Plato, the Philosopher Poised Between Oligarchy and Philosophy
Plato’s well known skepticism of democracy seems the result of his fear of what happens when you put things to a vote. That’s how Socrates died — voted into a death sentence when his case was presented to a Greek jury.

‘Plato: A Civic Life’
By Carol Atack
Reaktion Books, 240 Pages
Strictly speaking, there can be no biography of Plato — only what Carol Atack calls a “biographical tradition.” Exactly when he was born, exactly where he traveled, and to what extent his famous dialogues are fact and not fiction remain subject to debate and speculation. Much of what has been written about Plato’s life is the product of authors born many years after his death.
Without doubt, parent-less Plato met Socrates at an impressionable age. The execution of the man who taught Plato philosophy also served as a life-long example of the need to be circumspect, to avoid politics as much as possible, and to use the dialogue form so as to obviate the direct expression of opinions that might get a philosopher in trouble.
Plato’s well known skepticism of democracy seems the result of his fear of what happens when you put things to a vote. That’s how Socrates died — voted into a death sentence when his case was presented to a Greek jury evidently fed up with the philosopher’s outspoken questioning of the community’s fundamental beliefs, which supposedly led to the corruption of young minds.
The truth, Plato came to believe, was not empirically demonstrable but had its source in ideal forms beyond the mortal world. In his own time, though, Plato was attacked for the notion that we are no better off than those dwellers in the famous allegory of the cave who saw only the shadows of what was real, not reality itself.
Ms. Atack parses the biographical tradition, especially the so-called seventh letter, one of several epistolary communications attributed to Plato but that are probably the product of those writing in Plato’s voice, seeking to fill the gaps in the life of a canny thinker.
Ms. Atack cannot let the seventh letter alone because it contains a “great deal of personal information, explaining Plato’s motives for choosing certain courses of actions, such as his apparent withdrawal from political life in the wake of Socrates’ death.”
The author explores the origins of Plato’s skepticism about democracy, noting that along with his brothers he was closely connected to the new regime of oligarchs, known as the “board of Thirty.” Members of his extended family were involved in “key executive roles and with clear responsibility for the regime’s brutal actions.”

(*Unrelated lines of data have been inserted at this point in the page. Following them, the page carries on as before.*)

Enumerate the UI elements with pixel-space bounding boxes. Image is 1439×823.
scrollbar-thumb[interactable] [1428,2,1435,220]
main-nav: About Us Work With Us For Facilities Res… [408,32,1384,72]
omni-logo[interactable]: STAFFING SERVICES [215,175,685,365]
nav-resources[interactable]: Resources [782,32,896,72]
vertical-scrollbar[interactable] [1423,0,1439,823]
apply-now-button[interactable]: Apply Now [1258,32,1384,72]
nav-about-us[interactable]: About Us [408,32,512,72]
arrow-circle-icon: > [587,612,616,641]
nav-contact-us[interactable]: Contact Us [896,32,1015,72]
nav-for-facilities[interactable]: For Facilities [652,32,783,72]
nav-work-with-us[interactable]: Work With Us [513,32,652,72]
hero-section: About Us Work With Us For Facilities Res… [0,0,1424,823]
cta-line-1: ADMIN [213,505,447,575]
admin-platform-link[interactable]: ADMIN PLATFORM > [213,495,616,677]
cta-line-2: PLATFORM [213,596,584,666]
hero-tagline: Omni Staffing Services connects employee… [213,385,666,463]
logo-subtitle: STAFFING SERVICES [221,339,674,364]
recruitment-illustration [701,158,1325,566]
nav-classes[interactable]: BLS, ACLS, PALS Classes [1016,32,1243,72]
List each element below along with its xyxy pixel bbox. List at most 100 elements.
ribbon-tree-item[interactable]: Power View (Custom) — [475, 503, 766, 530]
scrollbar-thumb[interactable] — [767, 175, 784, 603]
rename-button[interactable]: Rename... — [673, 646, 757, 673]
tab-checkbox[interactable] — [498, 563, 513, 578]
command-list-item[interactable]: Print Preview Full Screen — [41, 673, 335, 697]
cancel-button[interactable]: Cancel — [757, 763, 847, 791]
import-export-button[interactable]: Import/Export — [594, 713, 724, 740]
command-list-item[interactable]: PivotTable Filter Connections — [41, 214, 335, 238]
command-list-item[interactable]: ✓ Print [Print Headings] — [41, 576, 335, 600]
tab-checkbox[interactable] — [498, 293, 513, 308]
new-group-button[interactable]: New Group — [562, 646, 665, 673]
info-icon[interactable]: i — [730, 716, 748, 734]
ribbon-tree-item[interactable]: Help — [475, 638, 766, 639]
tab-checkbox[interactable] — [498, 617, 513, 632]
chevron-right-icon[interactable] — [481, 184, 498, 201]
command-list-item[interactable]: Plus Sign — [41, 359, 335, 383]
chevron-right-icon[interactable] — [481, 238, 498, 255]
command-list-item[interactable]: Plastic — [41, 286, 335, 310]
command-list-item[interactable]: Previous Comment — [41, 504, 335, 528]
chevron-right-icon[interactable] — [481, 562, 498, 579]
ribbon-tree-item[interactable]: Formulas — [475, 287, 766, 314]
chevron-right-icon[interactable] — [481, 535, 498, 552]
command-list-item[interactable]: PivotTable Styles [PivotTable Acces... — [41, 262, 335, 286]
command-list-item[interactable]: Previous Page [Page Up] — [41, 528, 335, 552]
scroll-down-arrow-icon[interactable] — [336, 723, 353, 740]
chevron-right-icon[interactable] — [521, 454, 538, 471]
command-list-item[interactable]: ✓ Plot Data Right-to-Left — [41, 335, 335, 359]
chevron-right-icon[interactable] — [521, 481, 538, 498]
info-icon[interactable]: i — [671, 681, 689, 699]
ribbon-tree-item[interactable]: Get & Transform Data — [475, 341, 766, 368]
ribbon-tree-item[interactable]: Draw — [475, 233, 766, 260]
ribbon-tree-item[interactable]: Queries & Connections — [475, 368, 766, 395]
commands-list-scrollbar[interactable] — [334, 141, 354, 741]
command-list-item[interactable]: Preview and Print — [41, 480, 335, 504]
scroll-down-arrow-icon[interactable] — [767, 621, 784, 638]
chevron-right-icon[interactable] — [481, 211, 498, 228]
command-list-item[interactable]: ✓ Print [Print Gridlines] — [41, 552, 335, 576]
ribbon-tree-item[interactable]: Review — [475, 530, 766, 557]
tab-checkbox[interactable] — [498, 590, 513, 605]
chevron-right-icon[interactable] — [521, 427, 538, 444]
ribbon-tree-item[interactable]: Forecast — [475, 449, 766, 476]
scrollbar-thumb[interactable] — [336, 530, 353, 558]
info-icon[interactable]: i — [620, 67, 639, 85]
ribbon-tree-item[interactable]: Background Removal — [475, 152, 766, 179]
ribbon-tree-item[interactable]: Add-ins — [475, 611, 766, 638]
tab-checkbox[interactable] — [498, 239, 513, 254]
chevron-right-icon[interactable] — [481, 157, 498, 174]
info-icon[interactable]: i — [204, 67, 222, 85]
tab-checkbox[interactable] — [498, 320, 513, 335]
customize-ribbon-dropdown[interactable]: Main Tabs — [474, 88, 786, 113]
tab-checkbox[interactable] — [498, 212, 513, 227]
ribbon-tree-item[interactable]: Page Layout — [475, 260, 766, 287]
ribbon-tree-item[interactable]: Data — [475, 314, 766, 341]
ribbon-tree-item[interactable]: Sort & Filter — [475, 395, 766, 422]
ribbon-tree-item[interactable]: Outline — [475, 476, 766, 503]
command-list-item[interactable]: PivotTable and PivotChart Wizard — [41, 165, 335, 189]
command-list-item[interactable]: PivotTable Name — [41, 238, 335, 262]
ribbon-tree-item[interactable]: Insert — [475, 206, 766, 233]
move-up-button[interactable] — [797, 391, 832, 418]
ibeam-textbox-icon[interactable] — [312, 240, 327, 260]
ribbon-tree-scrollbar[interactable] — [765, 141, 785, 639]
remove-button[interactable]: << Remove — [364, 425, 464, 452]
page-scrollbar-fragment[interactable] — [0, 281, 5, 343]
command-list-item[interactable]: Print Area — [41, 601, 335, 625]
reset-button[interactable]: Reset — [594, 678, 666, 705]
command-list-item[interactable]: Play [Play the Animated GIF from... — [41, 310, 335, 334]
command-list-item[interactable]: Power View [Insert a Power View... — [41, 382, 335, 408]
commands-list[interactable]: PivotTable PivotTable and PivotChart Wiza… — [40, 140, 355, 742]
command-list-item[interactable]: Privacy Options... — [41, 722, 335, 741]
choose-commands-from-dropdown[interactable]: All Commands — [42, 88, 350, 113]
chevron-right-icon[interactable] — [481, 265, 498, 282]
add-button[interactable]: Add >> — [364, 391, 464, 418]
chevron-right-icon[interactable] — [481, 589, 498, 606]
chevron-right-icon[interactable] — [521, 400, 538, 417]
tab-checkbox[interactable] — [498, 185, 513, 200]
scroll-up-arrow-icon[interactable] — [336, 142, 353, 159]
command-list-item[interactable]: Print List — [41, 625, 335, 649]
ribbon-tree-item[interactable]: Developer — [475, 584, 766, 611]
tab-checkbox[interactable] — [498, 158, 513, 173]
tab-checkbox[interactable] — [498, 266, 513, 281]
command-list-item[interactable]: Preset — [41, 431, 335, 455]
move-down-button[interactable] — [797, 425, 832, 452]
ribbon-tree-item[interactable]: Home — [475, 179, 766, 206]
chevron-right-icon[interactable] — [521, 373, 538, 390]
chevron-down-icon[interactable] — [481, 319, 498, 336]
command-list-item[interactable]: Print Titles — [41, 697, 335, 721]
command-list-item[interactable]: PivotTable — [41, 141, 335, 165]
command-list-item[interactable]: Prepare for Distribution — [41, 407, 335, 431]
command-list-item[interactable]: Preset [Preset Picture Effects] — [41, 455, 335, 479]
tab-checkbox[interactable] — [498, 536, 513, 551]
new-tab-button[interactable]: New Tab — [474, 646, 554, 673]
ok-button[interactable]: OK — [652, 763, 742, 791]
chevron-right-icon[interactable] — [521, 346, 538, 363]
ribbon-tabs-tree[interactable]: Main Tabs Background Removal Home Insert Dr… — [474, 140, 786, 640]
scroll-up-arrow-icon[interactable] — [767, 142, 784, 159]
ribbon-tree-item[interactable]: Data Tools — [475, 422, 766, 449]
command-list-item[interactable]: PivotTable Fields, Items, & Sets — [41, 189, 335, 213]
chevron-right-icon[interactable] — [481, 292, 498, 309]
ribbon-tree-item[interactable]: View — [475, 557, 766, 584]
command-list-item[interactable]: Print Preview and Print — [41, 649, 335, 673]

Plato might well have pursued a political career, Ms. Atack suggests, if the regime had not turned against Socrates. Even when democracy was restored, the results led to the people taking “revenge for the wrongs they had suffered under the oligarchy.”
At Socrates’s trial, Plato was nowhere to be found, even though he wrote up what happened and portrayed Socrates as unwilling to escape into exile, and affirming his respect for the rule of law even when it was applied unjustly against him.
One of Plato’s main failures, as Aristotle saw it, was his attempt in the “Republic” to create an ideal state that had no convincing examples in the governments of Greece or anywhere else for that matter. So put out was Plato with the constant changes in the political history of the Greeks that he favored Egypt, “unchanging over centuries in obedience to divine commandments.”
The philosopher evidently traveled in order to observe the link between mystery cults and his conception of an eternal world of forms, the repository of ultimate truth that became the foundational teaching of the academy he established at Athens. Apparently, he decided that if he could not rule, he could emulate Socrates as a persuader, perfecting the complexity and sophistication of his dialogues.
In the later stages of Plato’s life, Ms. Atack shows, he went further and further back to the mythical foundations of the state, as if to perpetuate his ideas as devolving from the very origins of Greek life.
In a final chapter, Ms. Atack arrays Plato among and against the philosophers who survived him. If Plato, in the end, was too revered to become the object of direct attacks, that was not so for his academy, which after his death became involved in the disputes of rival philosophers.
Whatever vulnerabilities are found in Plato’s thought, his biographer observes that there remains an engaging vitality in the dialogues that make it seem, as one commentator put it, he could “walk into and join any seminar discussion today.”
Mr. Rollyson’s work in progress is “Sappho’s Fire: Kindling the Modern World.”